9. GENERAL PROVISIONS
9.01 Amendments & Waivers
No amendment or waiver of any provision of this Agreement shall be effective unless (i) made in writing, (ii) signed by all Trustees and all qualified Beneficiaries, and (iii) approved by the Probate Court, except as otherwise expressly provided herein.
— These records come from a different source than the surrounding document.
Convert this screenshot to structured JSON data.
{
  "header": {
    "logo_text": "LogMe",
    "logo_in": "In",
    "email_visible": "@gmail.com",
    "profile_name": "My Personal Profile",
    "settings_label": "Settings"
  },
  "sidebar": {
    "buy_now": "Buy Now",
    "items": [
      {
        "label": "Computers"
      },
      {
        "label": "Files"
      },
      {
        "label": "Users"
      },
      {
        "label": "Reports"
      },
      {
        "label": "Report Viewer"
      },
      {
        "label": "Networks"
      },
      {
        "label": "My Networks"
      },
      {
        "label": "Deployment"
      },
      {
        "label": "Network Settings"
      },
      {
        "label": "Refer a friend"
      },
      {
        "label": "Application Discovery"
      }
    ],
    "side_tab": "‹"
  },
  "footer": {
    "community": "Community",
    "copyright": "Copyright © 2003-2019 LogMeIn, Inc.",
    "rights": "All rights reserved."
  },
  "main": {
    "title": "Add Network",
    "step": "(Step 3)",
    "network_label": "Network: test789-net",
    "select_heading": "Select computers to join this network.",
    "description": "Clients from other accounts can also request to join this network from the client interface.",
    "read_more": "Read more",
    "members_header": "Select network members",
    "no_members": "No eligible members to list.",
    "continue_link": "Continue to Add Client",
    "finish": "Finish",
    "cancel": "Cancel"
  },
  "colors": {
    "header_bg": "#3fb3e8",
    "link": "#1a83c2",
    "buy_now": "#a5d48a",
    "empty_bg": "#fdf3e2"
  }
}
9.02 Assignment & Delegation
Except as expressly permitted by Section 3.02 or applicable law, no Trustee may assign or delegate its rights or obligations under this Agreement without Probate Court approval.
9.03 Successors & Assigns
This Agreement shall be binding upon and inure to the benefit of the parties hereto and their respective successors and assigns, subject to the restrictions herein.
9.04 Severability
If any provision of this Agreement is held invalid or unenforceable, the remaining provisions shall remain in full force and effect, and the invalid provision shall be reformed to the minimum extent necessary to render it valid and enforceable.
9.05 Entire Agreement
This Agreement, together with Schedules A and B, constitutes the entire agreement of the parties with respect to the subject matter hereof and supersedes all prior understandings, whether written or oral.
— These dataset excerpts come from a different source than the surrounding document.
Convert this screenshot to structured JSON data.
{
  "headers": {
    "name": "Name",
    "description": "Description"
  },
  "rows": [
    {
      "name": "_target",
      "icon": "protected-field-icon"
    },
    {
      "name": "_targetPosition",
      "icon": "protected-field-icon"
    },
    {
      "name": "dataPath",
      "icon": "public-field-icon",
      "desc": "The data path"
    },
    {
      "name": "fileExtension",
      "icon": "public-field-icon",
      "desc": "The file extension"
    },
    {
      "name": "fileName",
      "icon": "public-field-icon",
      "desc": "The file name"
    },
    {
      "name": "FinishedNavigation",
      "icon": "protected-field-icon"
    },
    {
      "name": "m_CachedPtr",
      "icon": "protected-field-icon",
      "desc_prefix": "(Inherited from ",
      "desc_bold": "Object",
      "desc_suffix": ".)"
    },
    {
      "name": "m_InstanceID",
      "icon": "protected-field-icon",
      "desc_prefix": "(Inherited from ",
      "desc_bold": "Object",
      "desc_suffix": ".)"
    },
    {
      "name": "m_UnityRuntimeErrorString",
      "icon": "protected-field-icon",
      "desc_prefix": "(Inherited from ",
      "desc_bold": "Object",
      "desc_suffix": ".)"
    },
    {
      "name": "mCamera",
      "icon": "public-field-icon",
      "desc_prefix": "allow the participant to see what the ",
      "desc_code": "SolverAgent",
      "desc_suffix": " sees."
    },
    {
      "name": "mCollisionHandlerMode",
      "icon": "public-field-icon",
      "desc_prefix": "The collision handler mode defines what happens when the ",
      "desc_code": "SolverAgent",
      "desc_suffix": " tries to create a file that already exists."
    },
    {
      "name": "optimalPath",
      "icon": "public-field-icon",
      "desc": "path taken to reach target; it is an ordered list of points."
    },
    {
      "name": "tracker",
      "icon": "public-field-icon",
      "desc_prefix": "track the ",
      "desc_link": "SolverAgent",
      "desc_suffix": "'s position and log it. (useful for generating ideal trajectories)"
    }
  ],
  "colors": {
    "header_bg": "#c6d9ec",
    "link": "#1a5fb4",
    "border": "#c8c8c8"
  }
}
9.06 Counterparts; Electronic Signatures
This Agreement may be executed in any number of counterparts, each of which shall be deemed an original but all of which together shall constitute one instrument. Signatures transmitted by electronic means (e.g., DocuSign, PDF) shall be deemed original signatures for all purposes.
10. EXECUTION BLOCK
IN WITNESS WHEREOF, Settlor and Trustee have executed this Irrevocable Trust Agreement as of the Effective Date.
Settlor
[SETTLOR NAME], Settlor
State of Vermont
County of _______, ss.
On this ___ day of ____, 20__, before me, the undersigned notary, personally appeared [SETTLOR NAME], known to me or satisfactorily proven to be the person whose name is subscribed to the within instrument, and acknowledged that they executed the same for the purposes therein contained.
Notary Public: ___
My Commission Expires: ______
Trustee
[TRUSTEE NAME], Trustee
State of Vermont
County of _______, ss.
On this ___ day of ____, 20__, before me, the undersigned notary, personally appeared [TRUSTEE NAME], known to me or satisfactorily proven to be the person who executed the foregoing instrument in said capacity, and acknowledged the same to be Trustee’s free act and deed.
Notary Public: ___
My Commission Expires: ______
SCHEDULE A – Initial Trust Property
[LIST DESCRIPTION OF PROPERTY, ACCOUNT NUMBERS, REGISTRATION INFORMATION, ETC.]
SCHEDULE B – Beneficiaries
- [NAME, RELATIONSHIP, DATE OF BIRTH]
- [ADDITIONAL BENEFICIARIES]
[// GUIDANCE: Practitioners should confirm Vermont estate and income tax consequences based on the Trust’s intended grantor status and update Schedule A and Schedule B before execution. Obtain separate written acceptance from any successor trustee named but not signing above. Consider filing a Notice of Existence under 14A V.S.A. § 1013 if confidentiality is desired.]